2013 Favs: Is Anti-Christian Bias in Academia Creating a Christian-Bashing Culture?

2013 Favs: Is Anti-Christian Bias in Academia Creating a Christian-Bashing Culture? December 31, 2013

 

This video is longer than the videos I usually put up. But if you’re a Christian, you need to see it.

Dr George Yancey presents research he’s done on anti-Christian bias in academia. He is the author of Too Many Christians, Too Few Lions.

I’ve gotten emails from faculty at various universities down through the years that express the same sentiments he found among academicians in his research. Despite that, I was still a little shocked at the raw and obvious hatred in the things he uncovered.

It’s also interesting that the bias against Christians and the acceptance of hate speech directed at Christians is so accepted that he had to juxtapose it with an illustration of putting the same kind of language in sentences that were about Jews to make his point. Presumably, if he had just left the statements stand as attacks on Christians, his audience would either have thought they were funny or otherwise failed to see the problem with them.

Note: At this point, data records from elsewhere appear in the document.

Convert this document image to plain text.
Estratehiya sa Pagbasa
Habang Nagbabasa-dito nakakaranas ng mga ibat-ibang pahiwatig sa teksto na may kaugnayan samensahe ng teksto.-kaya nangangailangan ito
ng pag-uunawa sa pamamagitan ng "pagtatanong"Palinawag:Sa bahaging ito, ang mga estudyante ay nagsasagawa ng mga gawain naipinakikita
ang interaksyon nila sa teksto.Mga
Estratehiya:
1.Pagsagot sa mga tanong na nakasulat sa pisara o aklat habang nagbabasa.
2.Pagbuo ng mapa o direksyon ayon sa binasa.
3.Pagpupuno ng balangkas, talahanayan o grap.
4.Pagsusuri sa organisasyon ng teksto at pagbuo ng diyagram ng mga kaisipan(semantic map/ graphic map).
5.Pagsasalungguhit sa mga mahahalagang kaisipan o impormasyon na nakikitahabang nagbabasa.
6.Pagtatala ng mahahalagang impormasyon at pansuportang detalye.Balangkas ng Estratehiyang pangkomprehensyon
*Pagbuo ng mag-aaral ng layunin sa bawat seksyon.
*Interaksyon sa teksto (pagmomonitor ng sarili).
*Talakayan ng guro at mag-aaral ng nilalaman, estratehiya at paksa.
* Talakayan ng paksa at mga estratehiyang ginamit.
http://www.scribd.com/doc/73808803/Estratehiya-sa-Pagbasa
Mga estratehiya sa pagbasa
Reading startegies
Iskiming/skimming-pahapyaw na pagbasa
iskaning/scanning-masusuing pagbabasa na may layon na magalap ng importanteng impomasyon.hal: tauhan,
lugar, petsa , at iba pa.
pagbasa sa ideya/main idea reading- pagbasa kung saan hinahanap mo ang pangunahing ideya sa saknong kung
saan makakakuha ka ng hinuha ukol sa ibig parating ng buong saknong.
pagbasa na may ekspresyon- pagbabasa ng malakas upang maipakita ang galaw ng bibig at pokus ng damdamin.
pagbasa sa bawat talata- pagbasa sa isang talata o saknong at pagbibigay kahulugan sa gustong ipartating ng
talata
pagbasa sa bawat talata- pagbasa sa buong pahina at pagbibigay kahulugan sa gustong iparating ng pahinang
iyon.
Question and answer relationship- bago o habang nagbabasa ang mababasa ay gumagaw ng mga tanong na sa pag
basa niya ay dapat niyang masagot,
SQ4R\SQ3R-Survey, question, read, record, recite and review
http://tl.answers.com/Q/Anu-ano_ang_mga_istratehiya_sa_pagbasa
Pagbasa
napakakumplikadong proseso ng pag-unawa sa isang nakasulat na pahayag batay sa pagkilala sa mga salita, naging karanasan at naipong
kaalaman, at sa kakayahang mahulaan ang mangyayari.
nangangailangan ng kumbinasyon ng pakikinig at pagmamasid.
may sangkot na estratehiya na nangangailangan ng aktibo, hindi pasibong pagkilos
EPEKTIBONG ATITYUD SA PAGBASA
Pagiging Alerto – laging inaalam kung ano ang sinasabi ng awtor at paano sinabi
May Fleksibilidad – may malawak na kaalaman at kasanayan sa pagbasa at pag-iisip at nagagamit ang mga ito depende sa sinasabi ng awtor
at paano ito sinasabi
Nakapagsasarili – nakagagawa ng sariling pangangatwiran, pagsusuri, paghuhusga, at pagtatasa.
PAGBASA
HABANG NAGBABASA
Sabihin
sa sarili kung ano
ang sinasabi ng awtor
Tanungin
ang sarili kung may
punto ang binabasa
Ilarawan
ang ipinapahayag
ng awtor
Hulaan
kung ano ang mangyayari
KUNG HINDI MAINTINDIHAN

What his research uncovered is a bias in academia, presumably mostly in higher ed, against hiring evangelical or fundamentalist Christians in the first place, and a culture where members of this intellectual elite feel free to express hate speech against Christians in writing. He also documented biased research that is designed to show that Christians are less intelligent than others, atheists in particular. He demonstrates that the research biased in how it is constructed.

One point he fails to mention is that to try to make assumptions about the intelligence of a group of people based on something like religious preference is illogical in the first place. The existence of the research itself points to a bias of some sort. The method used in this “research” to try to determine intelligence would be faulty, even if the questions themselves were not constructed to get a biased result. There’s no way that these kinds of questions can determine intelligence.

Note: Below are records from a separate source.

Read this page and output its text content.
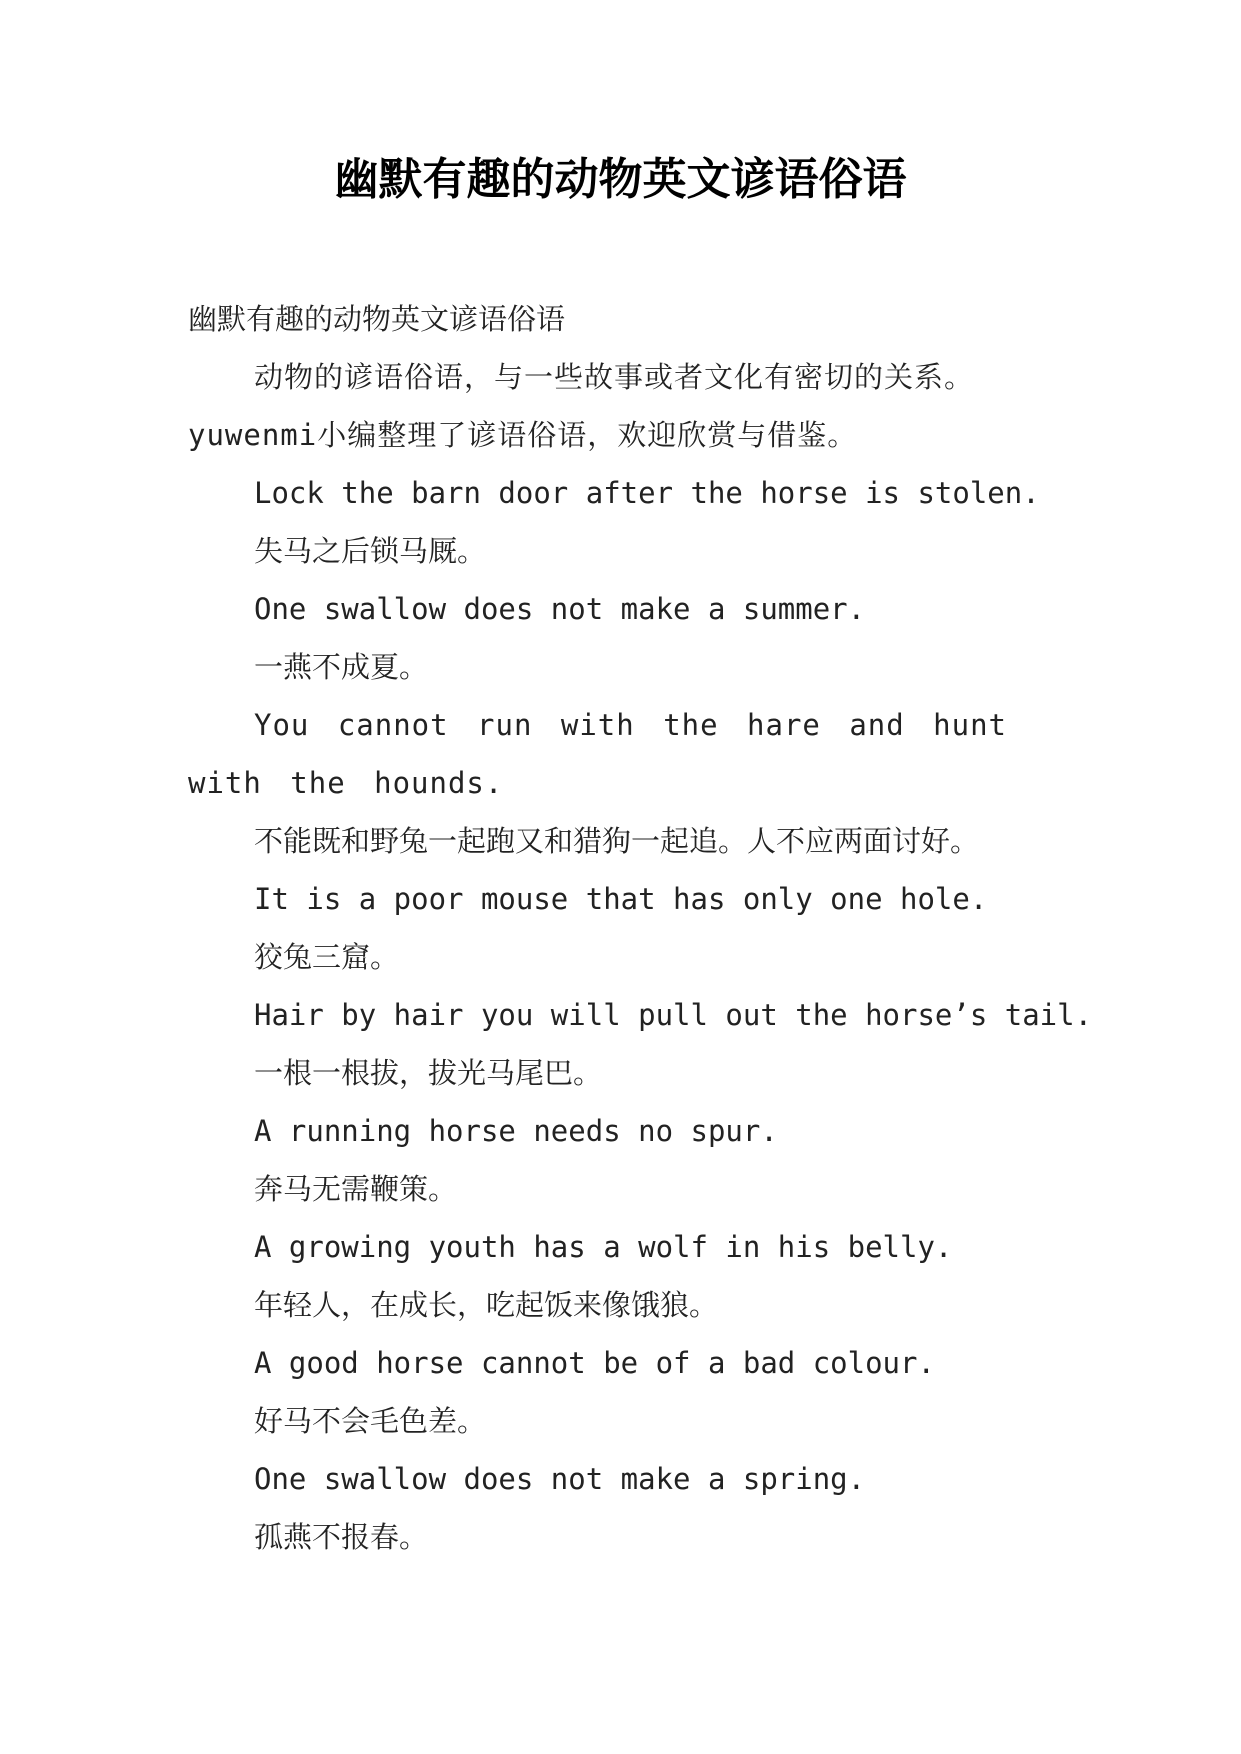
幽默有趣的动物英文谚语俗语

幽默有趣的动物英文谚语俗语

动物的谚语俗语，与一些故事或者文化有密切的关系。yuwenmi小编整理了谚语俗语，欢迎欣赏与借鉴。

Lock the barn door after the horse is stolen.

失马之后锁马厩。

One swallow does not make a summer.

一燕不成夏。

You cannot run with the hare and hunt with the hounds.

不能既和野兔一起跑又和猎狗一起追。人不应两面讨好。

It is a poor mouse that has only one hole.

狡兔三窟。

Hair by hair you will pull out the horse’s tail.

一根一根拔，拔光马尾巴。

A running horse needs no spur.

奔马无需鞭策。

A growing youth has a wolf in his belly.

年轻人，在成长，吃起饭来像饿狼。

A good horse cannot be of a bad colour.

好马不会毛色差。

One swallow does not make a spring.

孤燕不报春。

The comments on this presentation had one that was certainly familiar to me. I’ve seen this kind of claptrap a lot. Here it is:

There should be an anti-christian bias in academia

as well as an anti Go bias

or an anti stupid bias

an anti make-believe bias

etc.

In other words, yes I discriminate and I should. Academicians not only teach our young people, but they teach the future teachers of our young people. Bias of this sort in academia is a serious problem. It is an institutional means of disseminating discrimination, prejudice and hatred throughout our whole society. I believe it is one of the major reasons for the sudden increase in religious bigotry and Christian bashing in America today.